Somehow, what troubles people isn’t so much being average as settling for it. Everyone knows that averageness is, for most of us, our fate. . . . And so I push to make myself the best. If I’m not the best already, I believe wholeheartedly that I will be. And you expect that of me, too. Whatever the next round of numbers may say. (Atul Gawande)
Gawande set out to understand what makes patient results for some physicians multiple times better than for others. His findings are documented in his book Better, published in 2007. The above quote encapsulates the essence that binds the various attributes of top performers’ mental model. Top performers don’t settle; they continuously look for ways to improve and for opportunities to learn from others how to up their game, incrementally and often.
Our favorite example was a top performer in a global organization; we’ll call him Roger. Roger’s results were an order of magnitude better than the other thousand people in the same role. When we finish collecting data and formulate a draft profile documenting what sets the top performers apart, we submit our report for review to all the people we interviewed. We expected Roger, like most people, to give us some minor comments to help us polish the profile. But, to our surprise, that’s not what happened. Instead, we received several pages of detailed analysis and feedback. Roger had called in his entire support team and spent most of a day discussing, evaluating, and improving the profile. One of the most enlightening comments we received was about how much he and his team were able to learn from the lessons of others. As we reflected on that comment, we realized it was no accident that the top global performer was also the one who spent the most energy and focus learning from others.

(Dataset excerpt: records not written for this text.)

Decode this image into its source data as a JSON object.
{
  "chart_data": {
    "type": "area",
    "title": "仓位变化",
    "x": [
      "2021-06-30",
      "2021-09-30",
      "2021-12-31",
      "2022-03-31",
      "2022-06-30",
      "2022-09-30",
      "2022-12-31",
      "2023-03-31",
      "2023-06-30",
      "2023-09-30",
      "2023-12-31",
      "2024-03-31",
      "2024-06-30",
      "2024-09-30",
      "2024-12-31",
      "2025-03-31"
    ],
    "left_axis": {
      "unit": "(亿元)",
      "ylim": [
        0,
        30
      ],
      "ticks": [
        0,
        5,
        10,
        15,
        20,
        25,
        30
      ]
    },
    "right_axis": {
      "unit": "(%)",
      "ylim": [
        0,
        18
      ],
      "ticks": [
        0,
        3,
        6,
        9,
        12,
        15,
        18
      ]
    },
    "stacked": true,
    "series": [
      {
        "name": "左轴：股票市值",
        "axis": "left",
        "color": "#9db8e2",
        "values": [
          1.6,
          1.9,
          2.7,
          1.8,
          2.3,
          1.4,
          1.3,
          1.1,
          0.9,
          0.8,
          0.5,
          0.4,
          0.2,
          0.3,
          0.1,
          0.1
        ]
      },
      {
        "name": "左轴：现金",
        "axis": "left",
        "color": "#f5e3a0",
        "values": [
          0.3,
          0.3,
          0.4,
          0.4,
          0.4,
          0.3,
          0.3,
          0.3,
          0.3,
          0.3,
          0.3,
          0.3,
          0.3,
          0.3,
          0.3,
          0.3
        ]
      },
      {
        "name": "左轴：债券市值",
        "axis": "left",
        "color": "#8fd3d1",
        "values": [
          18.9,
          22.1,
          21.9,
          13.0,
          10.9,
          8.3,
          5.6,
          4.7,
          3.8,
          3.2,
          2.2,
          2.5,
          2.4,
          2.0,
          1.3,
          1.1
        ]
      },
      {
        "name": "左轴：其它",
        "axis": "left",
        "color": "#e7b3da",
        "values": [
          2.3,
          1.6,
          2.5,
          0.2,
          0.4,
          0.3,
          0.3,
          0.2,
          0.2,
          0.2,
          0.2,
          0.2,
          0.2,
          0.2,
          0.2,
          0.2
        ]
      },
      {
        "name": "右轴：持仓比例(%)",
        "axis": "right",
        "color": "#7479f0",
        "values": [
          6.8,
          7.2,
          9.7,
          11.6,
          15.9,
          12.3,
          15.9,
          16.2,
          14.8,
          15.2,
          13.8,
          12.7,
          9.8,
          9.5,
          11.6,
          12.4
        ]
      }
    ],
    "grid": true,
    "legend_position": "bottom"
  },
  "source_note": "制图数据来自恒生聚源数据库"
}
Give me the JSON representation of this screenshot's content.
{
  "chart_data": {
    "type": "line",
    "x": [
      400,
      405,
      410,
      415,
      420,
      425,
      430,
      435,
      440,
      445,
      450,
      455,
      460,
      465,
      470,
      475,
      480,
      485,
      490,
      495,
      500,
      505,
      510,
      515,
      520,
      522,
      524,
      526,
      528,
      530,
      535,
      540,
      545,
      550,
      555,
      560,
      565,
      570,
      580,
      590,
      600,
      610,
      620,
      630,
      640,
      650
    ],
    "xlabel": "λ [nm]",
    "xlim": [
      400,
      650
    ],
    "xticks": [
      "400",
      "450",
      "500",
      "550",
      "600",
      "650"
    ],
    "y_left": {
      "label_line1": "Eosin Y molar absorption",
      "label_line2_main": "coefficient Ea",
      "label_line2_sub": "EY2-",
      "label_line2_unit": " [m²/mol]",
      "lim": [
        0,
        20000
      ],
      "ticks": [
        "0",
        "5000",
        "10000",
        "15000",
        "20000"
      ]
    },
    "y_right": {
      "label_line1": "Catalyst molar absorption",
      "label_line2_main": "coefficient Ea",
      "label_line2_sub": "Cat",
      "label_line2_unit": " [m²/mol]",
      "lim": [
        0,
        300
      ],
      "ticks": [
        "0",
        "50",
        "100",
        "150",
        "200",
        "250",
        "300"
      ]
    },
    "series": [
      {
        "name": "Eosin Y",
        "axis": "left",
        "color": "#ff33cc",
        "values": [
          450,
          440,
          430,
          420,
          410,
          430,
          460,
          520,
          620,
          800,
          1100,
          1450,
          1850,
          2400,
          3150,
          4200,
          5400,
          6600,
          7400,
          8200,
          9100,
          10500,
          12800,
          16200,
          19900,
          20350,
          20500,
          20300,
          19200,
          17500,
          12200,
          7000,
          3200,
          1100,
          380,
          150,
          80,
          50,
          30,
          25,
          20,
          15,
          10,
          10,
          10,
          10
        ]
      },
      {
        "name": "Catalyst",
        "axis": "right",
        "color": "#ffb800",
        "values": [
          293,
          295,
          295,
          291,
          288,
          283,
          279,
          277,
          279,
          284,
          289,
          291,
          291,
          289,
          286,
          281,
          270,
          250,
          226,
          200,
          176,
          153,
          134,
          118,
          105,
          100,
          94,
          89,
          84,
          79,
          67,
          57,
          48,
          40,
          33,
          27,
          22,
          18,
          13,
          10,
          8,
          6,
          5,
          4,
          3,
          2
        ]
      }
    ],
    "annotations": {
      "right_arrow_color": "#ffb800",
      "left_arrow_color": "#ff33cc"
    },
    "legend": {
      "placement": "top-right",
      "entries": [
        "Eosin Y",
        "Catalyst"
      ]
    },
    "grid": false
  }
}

In our series on the mental model of top performers, this trait stands alone. Top performers continually strive for improvement. They are never satisfied with the level they achieve, so they never settle for the status quo; they never settle for what others might consider good enough. Top performers push ahead not from a fear of failure but from a true sense of curiosity and the drive to learn from others. This behavior leads to a quiet confidence and a willingness to embrace each challenge as a new opportunity to learn.
Question to Ponder: In what areas are you settling for average versus striving for excellence?